Je suis heureuse d'avoir réussi à faire un allaitement mixte et long 

Les débuts de l'allaitement ont été difficiles. Arrivée avec 3 semaines d'avance, Solène était un bébé de petit poids (2,6 kg) qui ne parvenait pas à téter efficacement. J'ai persévéré et Solène a appris progressivement à téter correctement, je l'ai ainsi allaitée exclusivement pendant 2 mois. Après, très fatiguée, j'ai voulu "souffler" un peu et passer le relais au papa ; j'ai commencé à tirer mon lait et à laisser le papa donner un biberon de mon lait par jour. Sauf que pour tirer un biberon de 150 ml, je devais faire plusieurs tirages, j'avais du mal à obtenir assez de lait. Nous sommes passés vers 3 mois à 1 biberon de lait artificiel par jour, puis à 2. Solène continuait à bien téter, jusqu'au moment où elle a fait une confusion sein-tétine. Elle refusait le sein la journée et ne voulait téter que la nuit. J'ai décidé ne pas laisser tomber l'allaitement. J'ai ressorti le tire-lait, je tirais de très petites quantités mais je tirais 5-6 fois par jour, pour entretenir ma lactation, avec l'espoir que Solène se remettrait un jour à téter. J'essayais de limiter les biberons et de proposer le sein souvent, même si j'essuyais de nombreux refus.

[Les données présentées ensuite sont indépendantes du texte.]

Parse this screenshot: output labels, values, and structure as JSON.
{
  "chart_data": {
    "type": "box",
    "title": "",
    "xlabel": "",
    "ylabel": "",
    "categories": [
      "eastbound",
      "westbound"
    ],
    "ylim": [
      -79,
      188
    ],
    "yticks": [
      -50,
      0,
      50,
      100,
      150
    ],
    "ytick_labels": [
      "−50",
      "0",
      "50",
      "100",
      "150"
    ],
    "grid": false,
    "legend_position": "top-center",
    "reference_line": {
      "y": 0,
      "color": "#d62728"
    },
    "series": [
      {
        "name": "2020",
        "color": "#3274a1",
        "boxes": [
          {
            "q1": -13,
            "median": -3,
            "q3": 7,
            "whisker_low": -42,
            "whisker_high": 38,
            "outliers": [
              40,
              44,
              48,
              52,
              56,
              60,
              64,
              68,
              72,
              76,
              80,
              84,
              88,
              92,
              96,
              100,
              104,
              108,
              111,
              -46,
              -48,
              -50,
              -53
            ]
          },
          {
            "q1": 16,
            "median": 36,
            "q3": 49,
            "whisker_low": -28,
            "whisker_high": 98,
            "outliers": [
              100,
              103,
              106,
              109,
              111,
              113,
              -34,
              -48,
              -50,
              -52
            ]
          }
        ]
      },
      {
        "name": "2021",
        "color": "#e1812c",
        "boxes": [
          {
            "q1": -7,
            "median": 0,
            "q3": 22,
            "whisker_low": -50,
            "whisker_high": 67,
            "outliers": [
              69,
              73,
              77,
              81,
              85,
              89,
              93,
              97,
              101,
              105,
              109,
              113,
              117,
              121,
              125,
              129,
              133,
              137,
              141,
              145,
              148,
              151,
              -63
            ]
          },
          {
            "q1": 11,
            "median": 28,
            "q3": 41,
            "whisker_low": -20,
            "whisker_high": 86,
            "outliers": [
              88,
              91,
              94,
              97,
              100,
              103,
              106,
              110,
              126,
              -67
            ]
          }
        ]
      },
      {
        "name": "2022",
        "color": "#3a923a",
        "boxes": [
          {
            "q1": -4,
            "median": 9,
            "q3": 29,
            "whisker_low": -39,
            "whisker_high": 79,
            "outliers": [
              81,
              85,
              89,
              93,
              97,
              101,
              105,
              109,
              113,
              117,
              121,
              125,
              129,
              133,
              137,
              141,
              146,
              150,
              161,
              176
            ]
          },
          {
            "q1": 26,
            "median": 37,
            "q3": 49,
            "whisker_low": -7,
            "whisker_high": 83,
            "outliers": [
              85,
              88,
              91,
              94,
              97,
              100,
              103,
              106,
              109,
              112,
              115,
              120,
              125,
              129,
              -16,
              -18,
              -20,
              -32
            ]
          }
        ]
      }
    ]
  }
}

Cette période difficile a duré presque un mois, et puis progressivement Solène s'est remise à téter un sein (elle ne voulait que le droit pendant 2 semaines), puis le deuxième, d'abord le soir, puis la journée. Avec la diversification, c'est devenu plus simple : elle a associé la cuillère à la purée, le biberon au lait artificiel et le sein au lait de maman. Depuis, nous avons trouvé un rythme qui nous convient à toutes les deux : tétée le matin, biberons et aliments solides la journée, et surtout la grande tétée du soir, notre moment privilégié. J'ai repris le travail il y a un mois, nous avons gardé ce rythme et tout se passe bien, j'espère continuer ainsi jusqu'au sevrage naturel. Mon conseil aux mamans ? Un allaitement mixte long est possible mais c'est un équilibre fragile et il ne faut pas se lancer dedans sans en connaître les risques.